While I view that figure with a good pinch of salt, the study has taken the industry by storm, serving as an unwanted reminder of how time is running out for social media services – and indeed, any sort of online content provider – to get to grips with making their free services profitable.
You only have to look at how The Times is supposedly ‘celebrating’ a dismal 33 percent of retained online visitors (which includes those who simply arrive at the home page and leave without signing up) to know that, in the long term, forcing people pay to for something they can get elsewhere for free just isn’t going to work.
So where does that leave the new media industry?
Even though the majority of publications speculated (and in fact, made fun of) how The Times paywall would be a total failure, part of me thinks they were secretly hoping it would be a success, as it would restore faith in the profitability of the internet and in new media services in general.

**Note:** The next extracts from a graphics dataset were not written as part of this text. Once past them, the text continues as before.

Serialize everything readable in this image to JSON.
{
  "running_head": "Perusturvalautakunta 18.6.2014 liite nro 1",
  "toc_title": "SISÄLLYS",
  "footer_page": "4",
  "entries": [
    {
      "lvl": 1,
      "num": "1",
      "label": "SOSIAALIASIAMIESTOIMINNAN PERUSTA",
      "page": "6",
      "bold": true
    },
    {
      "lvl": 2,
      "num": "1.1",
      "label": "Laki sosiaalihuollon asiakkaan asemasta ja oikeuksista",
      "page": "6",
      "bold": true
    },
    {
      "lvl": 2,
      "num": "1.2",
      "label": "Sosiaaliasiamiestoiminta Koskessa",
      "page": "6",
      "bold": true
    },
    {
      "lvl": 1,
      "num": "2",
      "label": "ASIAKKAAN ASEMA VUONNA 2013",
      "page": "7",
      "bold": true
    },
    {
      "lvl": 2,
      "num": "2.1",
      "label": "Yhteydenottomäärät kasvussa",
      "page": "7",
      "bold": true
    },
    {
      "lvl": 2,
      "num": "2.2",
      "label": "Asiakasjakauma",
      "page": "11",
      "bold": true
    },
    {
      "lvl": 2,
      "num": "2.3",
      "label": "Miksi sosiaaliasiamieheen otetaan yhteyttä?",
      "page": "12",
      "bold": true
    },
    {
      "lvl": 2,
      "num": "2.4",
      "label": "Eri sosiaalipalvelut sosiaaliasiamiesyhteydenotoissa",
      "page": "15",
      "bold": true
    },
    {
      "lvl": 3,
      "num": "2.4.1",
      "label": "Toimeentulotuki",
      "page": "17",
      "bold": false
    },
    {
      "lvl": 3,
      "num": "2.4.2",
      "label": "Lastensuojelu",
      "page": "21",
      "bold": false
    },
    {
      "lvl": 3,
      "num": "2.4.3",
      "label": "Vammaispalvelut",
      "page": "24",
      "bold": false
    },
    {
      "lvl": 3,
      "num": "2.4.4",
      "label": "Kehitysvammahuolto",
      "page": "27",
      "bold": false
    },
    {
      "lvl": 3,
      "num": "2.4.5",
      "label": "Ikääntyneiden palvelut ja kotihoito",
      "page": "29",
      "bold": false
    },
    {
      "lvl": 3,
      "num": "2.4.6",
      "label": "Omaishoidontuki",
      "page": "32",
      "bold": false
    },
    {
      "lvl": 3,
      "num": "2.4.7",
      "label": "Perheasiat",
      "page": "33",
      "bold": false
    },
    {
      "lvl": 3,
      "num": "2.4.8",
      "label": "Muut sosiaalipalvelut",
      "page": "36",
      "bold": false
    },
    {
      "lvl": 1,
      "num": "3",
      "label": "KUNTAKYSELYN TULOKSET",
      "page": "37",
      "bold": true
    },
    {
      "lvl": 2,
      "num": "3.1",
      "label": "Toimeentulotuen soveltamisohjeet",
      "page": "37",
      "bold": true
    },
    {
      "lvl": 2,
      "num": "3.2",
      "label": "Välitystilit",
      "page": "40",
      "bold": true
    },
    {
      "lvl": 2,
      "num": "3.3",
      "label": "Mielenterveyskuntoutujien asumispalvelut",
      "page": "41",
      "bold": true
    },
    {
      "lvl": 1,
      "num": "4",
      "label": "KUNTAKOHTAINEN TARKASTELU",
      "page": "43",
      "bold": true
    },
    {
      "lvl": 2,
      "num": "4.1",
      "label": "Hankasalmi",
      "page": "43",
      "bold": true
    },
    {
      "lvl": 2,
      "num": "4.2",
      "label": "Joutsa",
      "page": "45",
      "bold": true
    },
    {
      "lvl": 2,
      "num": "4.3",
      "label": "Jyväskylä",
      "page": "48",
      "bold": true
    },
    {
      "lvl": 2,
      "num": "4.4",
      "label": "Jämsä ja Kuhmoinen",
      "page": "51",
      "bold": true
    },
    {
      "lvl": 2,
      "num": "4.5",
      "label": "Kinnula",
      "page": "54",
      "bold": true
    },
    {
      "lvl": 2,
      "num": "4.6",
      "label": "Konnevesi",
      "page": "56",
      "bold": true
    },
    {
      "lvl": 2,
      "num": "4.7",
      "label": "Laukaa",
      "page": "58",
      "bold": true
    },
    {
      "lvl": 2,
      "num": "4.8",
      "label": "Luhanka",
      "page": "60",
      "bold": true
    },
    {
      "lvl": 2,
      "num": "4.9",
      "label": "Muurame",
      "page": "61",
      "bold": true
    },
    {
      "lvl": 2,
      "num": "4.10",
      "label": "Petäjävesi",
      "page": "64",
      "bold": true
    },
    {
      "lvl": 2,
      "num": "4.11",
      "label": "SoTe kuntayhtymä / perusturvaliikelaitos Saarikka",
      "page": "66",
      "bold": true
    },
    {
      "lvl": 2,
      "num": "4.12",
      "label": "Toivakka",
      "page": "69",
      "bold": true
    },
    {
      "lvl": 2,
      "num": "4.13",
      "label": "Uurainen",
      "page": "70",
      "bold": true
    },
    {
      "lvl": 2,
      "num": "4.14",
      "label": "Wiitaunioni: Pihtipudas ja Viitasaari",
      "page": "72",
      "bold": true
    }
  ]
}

The natural alternative to paying for content is, of course, adverts. But with further figures from the aforementioned study revealing that 70 percent of people find online adverts annoying, even though they’d prefer display ads to paid-for content, the industry seems to be speedily hurtling towards a bleak future.
But success stories, rare as they may be, do exist. Take free online music service We7 for example. The first in the market to cover its running costs while still paying proper royalties to artists, We7 uses techniques like localised adverts to run a successful funded-by-adverts free content model.
We7 has therefore proven that advertising can be used to fund a successful, profitable online content service. Let’s just hope that more companies follow in its footsteps, otherwise free, top-quality content may soon be a thing of the past.